Ember, Birds of Paradise Review

Classical

by Adorjan Horvát

The harp has long carried the weight of cultural myth as an instrument once confined to parlors and salons, deemed “feminine” in its delicacy and domesticity. With Birds of Paradise (Azica Records, September 12, 2025), Ember, a trio comprising Emily Levin (harp), Julia Choi (violin), and Christine Lamprea (cello), takes this stereotype head-on. Their debut album is a demonstration of formidable artistry and a statement that the harp and its interpreters belong in the center of the concert stage, in dialogue with composers past and present, and in full recognition of women’s foundational contributions to classical music.

The album opens with Henriette Renié’s Trio in B-flat Major (1901), the first major work for harp, violin, and cello. Renié was a prodigious force, winning the Premier Prix at the Paris Conservatoire at age eleven and later expanding the harp’s repertoire and pedagogy. Her trio is a cornerstone, rich in late Romantic lyricism and demanding in terms of technical scope and ensemble cohesion. Ember plays it with elegance and fire. Levin’s harp establishes the “Allegro risoluto” with pastoral arpeggios, before giving way to playful dialogues between Choi’s violin and Lamprea’s cello. The scherzo brims with rhythmic wit, pizzicato exchanges dancing against shimmering harp textures, while the slow movement unfolds like a folk-inflected waltz, imbued with warmth and counterpoint. The finale is a study in contrast with moody harmonic clouds that resolve into rhythmic clarity, ensemble articulation, emotive and energetic enough to propel the music forward with energy. Levin’s pedagogical lineage, from Renié through Susann McDonald, renders this performance deeply personal in character.

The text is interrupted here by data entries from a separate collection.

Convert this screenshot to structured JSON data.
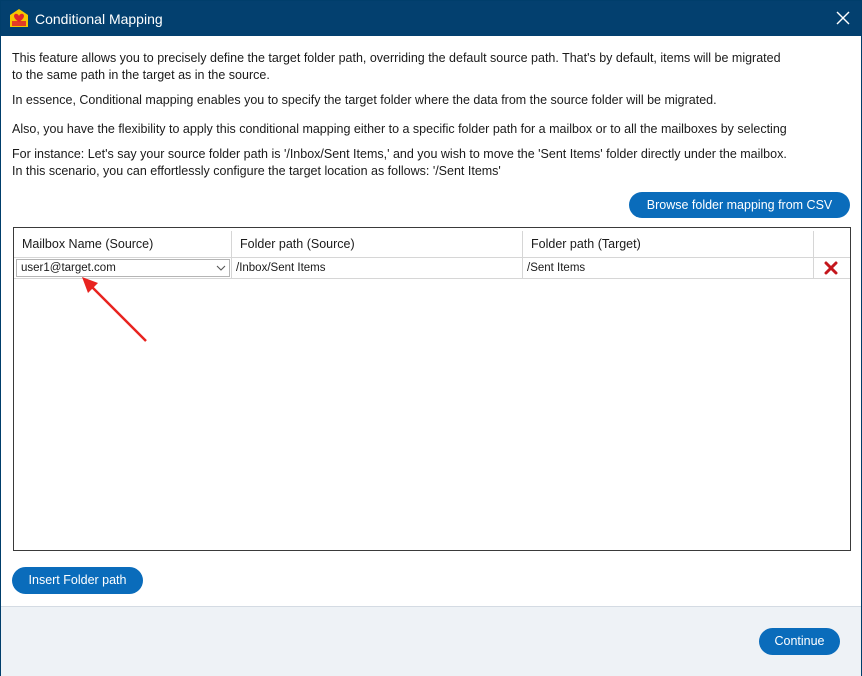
{
  "window": {
    "title": "Conditional Mapping",
    "close_icon": "close-icon",
    "app_icon": "app-logo-icon"
  },
  "description": {
    "line1": "This feature allows you to precisely define the target folder path, overriding the default source path. That's by default, items will be migrated",
    "line1b": "to the same path in the target as in the source.",
    "line2": "In essence, Conditional mapping enables you to specify the target folder where the data from the source folder will be migrated.",
    "line3": "Also, you have the flexibility to apply this conditional mapping either to a specific folder path for a mailbox or to all the mailboxes by selecting",
    "line4": "For instance: Let's say your source folder path is '/Inbox/Sent Items,' and you wish to move the 'Sent Items' folder directly under the mailbox.",
    "line4b": "In this scenario, you can effortlessly configure the target location as follows: '/Sent Items'"
  },
  "buttons": {
    "browse_csv": "Browse folder mapping from CSV",
    "insert_folder_path": "Insert Folder path",
    "continue": "Continue"
  },
  "grid": {
    "columns": [
      "Mailbox Name (Source)",
      "Folder path (Source)",
      "Folder path (Target)"
    ],
    "rows": [
      {
        "mailbox": "user1@target.com",
        "source_path": "/Inbox/Sent Items",
        "target_path": "/Sent Items",
        "delete_icon": "delete-x-icon"
      }
    ]
  },
  "colors": {
    "titlebar": "#03406f",
    "accent": "#0a6cbb",
    "delete": "#c4161c",
    "annotation_arrow": "#e8231f"
  }
}
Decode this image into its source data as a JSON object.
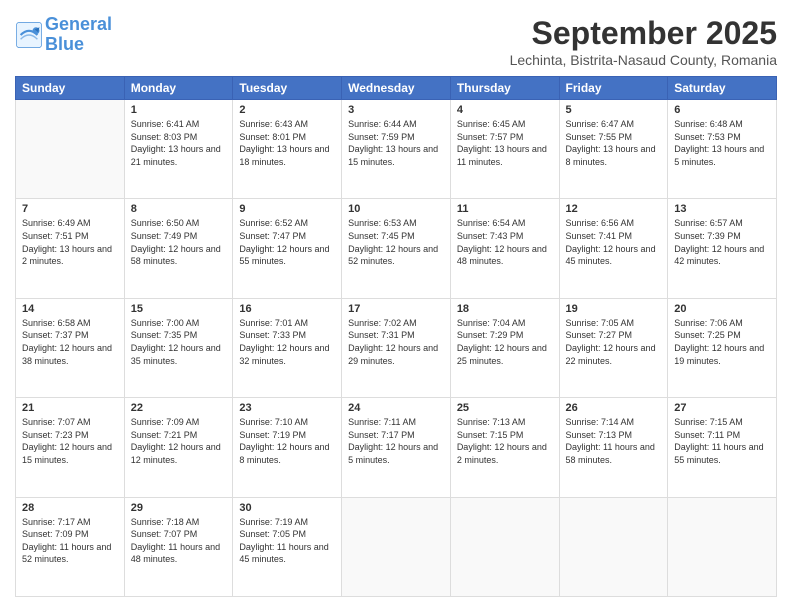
{
  "logo": {
    "line1": "General",
    "line2": "Blue"
  },
  "title": "September 2025",
  "location": "Lechinta, Bistrita-Nasaud County, Romania",
  "days_header": [
    "Sunday",
    "Monday",
    "Tuesday",
    "Wednesday",
    "Thursday",
    "Friday",
    "Saturday"
  ],
  "weeks": [
    [
      {
        "day": "",
        "sunrise": "",
        "sunset": "",
        "daylight": ""
      },
      {
        "day": "1",
        "sunrise": "Sunrise: 6:41 AM",
        "sunset": "Sunset: 8:03 PM",
        "daylight": "Daylight: 13 hours and 21 minutes."
      },
      {
        "day": "2",
        "sunrise": "Sunrise: 6:43 AM",
        "sunset": "Sunset: 8:01 PM",
        "daylight": "Daylight: 13 hours and 18 minutes."
      },
      {
        "day": "3",
        "sunrise": "Sunrise: 6:44 AM",
        "sunset": "Sunset: 7:59 PM",
        "daylight": "Daylight: 13 hours and 15 minutes."
      },
      {
        "day": "4",
        "sunrise": "Sunrise: 6:45 AM",
        "sunset": "Sunset: 7:57 PM",
        "daylight": "Daylight: 13 hours and 11 minutes."
      },
      {
        "day": "5",
        "sunrise": "Sunrise: 6:47 AM",
        "sunset": "Sunset: 7:55 PM",
        "daylight": "Daylight: 13 hours and 8 minutes."
      },
      {
        "day": "6",
        "sunrise": "Sunrise: 6:48 AM",
        "sunset": "Sunset: 7:53 PM",
        "daylight": "Daylight: 13 hours and 5 minutes."
      }
    ],
    [
      {
        "day": "7",
        "sunrise": "Sunrise: 6:49 AM",
        "sunset": "Sunset: 7:51 PM",
        "daylight": "Daylight: 13 hours and 2 minutes."
      },
      {
        "day": "8",
        "sunrise": "Sunrise: 6:50 AM",
        "sunset": "Sunset: 7:49 PM",
        "daylight": "Daylight: 12 hours and 58 minutes."
      },
      {
        "day": "9",
        "sunrise": "Sunrise: 6:52 AM",
        "sunset": "Sunset: 7:47 PM",
        "daylight": "Daylight: 12 hours and 55 minutes."
      },
      {
        "day": "10",
        "sunrise": "Sunrise: 6:53 AM",
        "sunset": "Sunset: 7:45 PM",
        "daylight": "Daylight: 12 hours and 52 minutes."
      },
      {
        "day": "11",
        "sunrise": "Sunrise: 6:54 AM",
        "sunset": "Sunset: 7:43 PM",
        "daylight": "Daylight: 12 hours and 48 minutes."
      },
      {
        "day": "12",
        "sunrise": "Sunrise: 6:56 AM",
        "sunset": "Sunset: 7:41 PM",
        "daylight": "Daylight: 12 hours and 45 minutes."
      },
      {
        "day": "13",
        "sunrise": "Sunrise: 6:57 AM",
        "sunset": "Sunset: 7:39 PM",
        "daylight": "Daylight: 12 hours and 42 minutes."
      }
    ],
    [
      {
        "day": "14",
        "sunrise": "Sunrise: 6:58 AM",
        "sunset": "Sunset: 7:37 PM",
        "daylight": "Daylight: 12 hours and 38 minutes."
      },
      {
        "day": "15",
        "sunrise": "Sunrise: 7:00 AM",
        "sunset": "Sunset: 7:35 PM",
        "daylight": "Daylight: 12 hours and 35 minutes."
      },
      {
        "day": "16",
        "sunrise": "Sunrise: 7:01 AM",
        "sunset": "Sunset: 7:33 PM",
        "daylight": "Daylight: 12 hours and 32 minutes."
      },
      {
        "day": "17",
        "sunrise": "Sunrise: 7:02 AM",
        "sunset": "Sunset: 7:31 PM",
        "daylight": "Daylight: 12 hours and 29 minutes."
      },
      {
        "day": "18",
        "sunrise": "Sunrise: 7:04 AM",
        "sunset": "Sunset: 7:29 PM",
        "daylight": "Daylight: 12 hours and 25 minutes."
      },
      {
        "day": "19",
        "sunrise": "Sunrise: 7:05 AM",
        "sunset": "Sunset: 7:27 PM",
        "daylight": "Daylight: 12 hours and 22 minutes."
      },
      {
        "day": "20",
        "sunrise": "Sunrise: 7:06 AM",
        "sunset": "Sunset: 7:25 PM",
        "daylight": "Daylight: 12 hours and 19 minutes."
      }
    ],
    [
      {
        "day": "21",
        "sunrise": "Sunrise: 7:07 AM",
        "sunset": "Sunset: 7:23 PM",
        "daylight": "Daylight: 12 hours and 15 minutes."
      },
      {
        "day": "22",
        "sunrise": "Sunrise: 7:09 AM",
        "sunset": "Sunset: 7:21 PM",
        "daylight": "Daylight: 12 hours and 12 minutes."
      },
      {
        "day": "23",
        "sunrise": "Sunrise: 7:10 AM",
        "sunset": "Sunset: 7:19 PM",
        "daylight": "Daylight: 12 hours and 8 minutes."
      },
      {
        "day": "24",
        "sunrise": "Sunrise: 7:11 AM",
        "sunset": "Sunset: 7:17 PM",
        "daylight": "Daylight: 12 hours and 5 minutes."
      },
      {
        "day": "25",
        "sunrise": "Sunrise: 7:13 AM",
        "sunset": "Sunset: 7:15 PM",
        "daylight": "Daylight: 12 hours and 2 minutes."
      },
      {
        "day": "26",
        "sunrise": "Sunrise: 7:14 AM",
        "sunset": "Sunset: 7:13 PM",
        "daylight": "Daylight: 11 hours and 58 minutes."
      },
      {
        "day": "27",
        "sunrise": "Sunrise: 7:15 AM",
        "sunset": "Sunset: 7:11 PM",
        "daylight": "Daylight: 11 hours and 55 minutes."
      }
    ],
    [
      {
        "day": "28",
        "sunrise": "Sunrise: 7:17 AM",
        "sunset": "Sunset: 7:09 PM",
        "daylight": "Daylight: 11 hours and 52 minutes."
      },
      {
        "day": "29",
        "sunrise": "Sunrise: 7:18 AM",
        "sunset": "Sunset: 7:07 PM",
        "daylight": "Daylight: 11 hours and 48 minutes."
      },
      {
        "day": "30",
        "sunrise": "Sunrise: 7:19 AM",
        "sunset": "Sunset: 7:05 PM",
        "daylight": "Daylight: 11 hours and 45 minutes."
      },
      {
        "day": "",
        "sunrise": "",
        "sunset": "",
        "daylight": ""
      },
      {
        "day": "",
        "sunrise": "",
        "sunset": "",
        "daylight": ""
      },
      {
        "day": "",
        "sunrise": "",
        "sunset": "",
        "daylight": ""
      },
      {
        "day": "",
        "sunrise": "",
        "sunset": "",
        "daylight": ""
      }
    ]
  ]
}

Reena Esmail’s Saans brings the album into the realm of the intimate. Originally written as a wedding gift and transformed here into a trio for harp, violin, and cello, the work embodies Esmail’s gift for melding Indian melodic inflections with Western harmonic flow. The piece breathes, “saans” means “breath” in Hindi, through variations that pass seamlessly between instruments. Levin often drives rhythm through pizzicati and delicate glissandi, while violin and cello share long cantabile lines of extraordinary warmth. Ember emphasizes the dual heritage at the core of Esmail’s writing with the cyclical rhythms of Indian tala and the expansive lyricism of Western chamber tradition. The result is music rooted in friendship and shared history as well as compositional craft.

The album concludes with Angélica Negrón’s Ave del paraíso, a world premiere recording that extends Ember’s mission into the contemporary soundscape. Inspired by the bird of paradise flower and Puerto Rican avifauna, the piece layers shimmering harp textures with field recordings of bird calls, weaving them into syncopated, Afro-Caribbean-tinged rhythms. The trio shapes the music with organic pacing, allowing gestures to flutter, hover, and then burst into kaleidoscopic color. The effect is visual and auditory, evoking the canopy of a rainforest alive with sound and light. Negrón’s work also complicates notions of “utopia” with the idyllic beauty of place set against the tangled histories of Puerto Rico. Ember’s performance does not shy away from this tension, instead celebrating it as part of the music’s meaning.

Across Birds of Paradise, Ember demonstrates felt chemistry. Their balance is precise and flexible, textures interwoven and cleanly layered, and their tone colors evolve to match the shifting idioms of each composer. What unites the program is the gender of its composers and the vitality of Ember’s performances.

This debut aligns Renié’s historical triumph with contemporary commissions from Esmail and Negrón; Ember reveals itself at the forefront of chamber music’s future. The harp, violin, and cello trio is a force of rhythm, harmony, and cultural dialogue. Birds of Paradise is a recording that honors lineage while writing the next chapter. That’s the short of it!